Less obvious is the need to know whether the error is correlated between different measured values. This becomes very important for climate data records: looking at climate change, highly correlated errors are the ones we need to worry about.

To illustrate this, consider a climate data record (CDR) for sea surface temperature (SST). Full resolution satellite data typically measures an instantaneous SST across a pixel of about 1 km. For a typical case, we might have three categories of effect, causing uncertainties of different size. 
  • Noise, which is uncorrelated between different pixels. 
  • Ambiguity in obtaining the SST from the measured radiances, which tends to be correlated "locally", where the state of the atmosphere is similar.
  • Systematic errors ("biases") including sensor calibration degradation over time, which tend to affect measured values in a highly correlated (non-random) way.
Data producers tend to put effort into correcting any "biases", but nonetheless, residual uncertainty remains after such corrections are applied.

For a single instantaneously measured SST from a well-designed instrument, the first two effects are the biggest, and may be comparable. 

However, for climate change analyses, we may be more interested in how SST over one area and period of time compares with SST for that area at a different time. The larger the spatial scale and longer the period of time considered, the less important noise becomes (the SST errors tend to average down when data are aggregated) and the relatively more important calibration effects become. 

This figure illustrates this effect for a reasonable set of assumptions for the case of SST. In a single 1 km SST retrieval, the random effects may dominate the uncertainty, followed by the locally systematic effects associated with retrieval ambiguity. However, as the scale of analysis of the SST data becomes larger in space and longer in time, first noise and then locally systematic effects become less important. If we are using the CDR across several years, more than one sensor is involved, and not only systematic calibration effects from a single sensor matter, but uncertainty in the (corrected) systematic differences between instruments in the sensor series also begin to matter.

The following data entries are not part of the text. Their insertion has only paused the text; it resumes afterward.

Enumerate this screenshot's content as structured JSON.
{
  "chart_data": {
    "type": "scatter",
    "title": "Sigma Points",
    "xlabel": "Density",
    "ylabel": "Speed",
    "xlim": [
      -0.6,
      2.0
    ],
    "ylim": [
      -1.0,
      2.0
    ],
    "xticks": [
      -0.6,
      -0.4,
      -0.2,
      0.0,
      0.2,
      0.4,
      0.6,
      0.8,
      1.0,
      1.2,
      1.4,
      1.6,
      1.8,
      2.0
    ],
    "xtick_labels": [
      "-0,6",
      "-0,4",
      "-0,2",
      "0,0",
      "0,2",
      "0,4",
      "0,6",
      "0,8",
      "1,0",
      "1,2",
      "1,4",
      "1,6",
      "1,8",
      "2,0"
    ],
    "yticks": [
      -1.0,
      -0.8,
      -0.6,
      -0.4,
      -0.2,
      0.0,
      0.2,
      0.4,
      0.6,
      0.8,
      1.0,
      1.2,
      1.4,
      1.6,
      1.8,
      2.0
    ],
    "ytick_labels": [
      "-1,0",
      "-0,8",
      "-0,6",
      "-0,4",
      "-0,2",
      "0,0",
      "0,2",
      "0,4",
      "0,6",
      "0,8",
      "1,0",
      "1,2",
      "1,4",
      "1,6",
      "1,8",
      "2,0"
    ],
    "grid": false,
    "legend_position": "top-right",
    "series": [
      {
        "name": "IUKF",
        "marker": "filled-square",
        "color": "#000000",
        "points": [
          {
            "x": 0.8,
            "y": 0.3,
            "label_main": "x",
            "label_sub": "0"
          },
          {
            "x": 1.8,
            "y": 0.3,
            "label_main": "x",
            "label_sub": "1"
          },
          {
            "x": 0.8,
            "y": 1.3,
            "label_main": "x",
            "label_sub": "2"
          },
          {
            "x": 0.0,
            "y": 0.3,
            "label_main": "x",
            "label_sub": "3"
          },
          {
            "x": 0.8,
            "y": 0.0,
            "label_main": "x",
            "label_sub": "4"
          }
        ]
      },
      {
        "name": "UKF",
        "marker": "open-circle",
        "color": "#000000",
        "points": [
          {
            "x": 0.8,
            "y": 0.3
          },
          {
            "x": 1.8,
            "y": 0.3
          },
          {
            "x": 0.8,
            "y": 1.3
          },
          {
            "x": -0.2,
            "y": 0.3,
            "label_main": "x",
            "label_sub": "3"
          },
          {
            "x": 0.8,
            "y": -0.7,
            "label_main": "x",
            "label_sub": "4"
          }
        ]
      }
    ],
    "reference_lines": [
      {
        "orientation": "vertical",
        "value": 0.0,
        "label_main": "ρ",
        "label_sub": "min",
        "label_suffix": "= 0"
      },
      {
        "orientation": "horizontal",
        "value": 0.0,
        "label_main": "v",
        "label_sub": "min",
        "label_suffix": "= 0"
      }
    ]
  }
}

Analyses of uncertainty budgets in SST products and for instrument design often focus on the regime at the left side of this diagram, where calibration effects (after bias correction) may be thought negligible. But CDRs also get used for applications at the right side of this diagram, where the systematic effects matter most. 

When it comes to creating climate data records, all categories of effect causing uncertainty need to be considered and characterised, as far as practicable. All types of error source are relevant to the applications of at least some CDR users.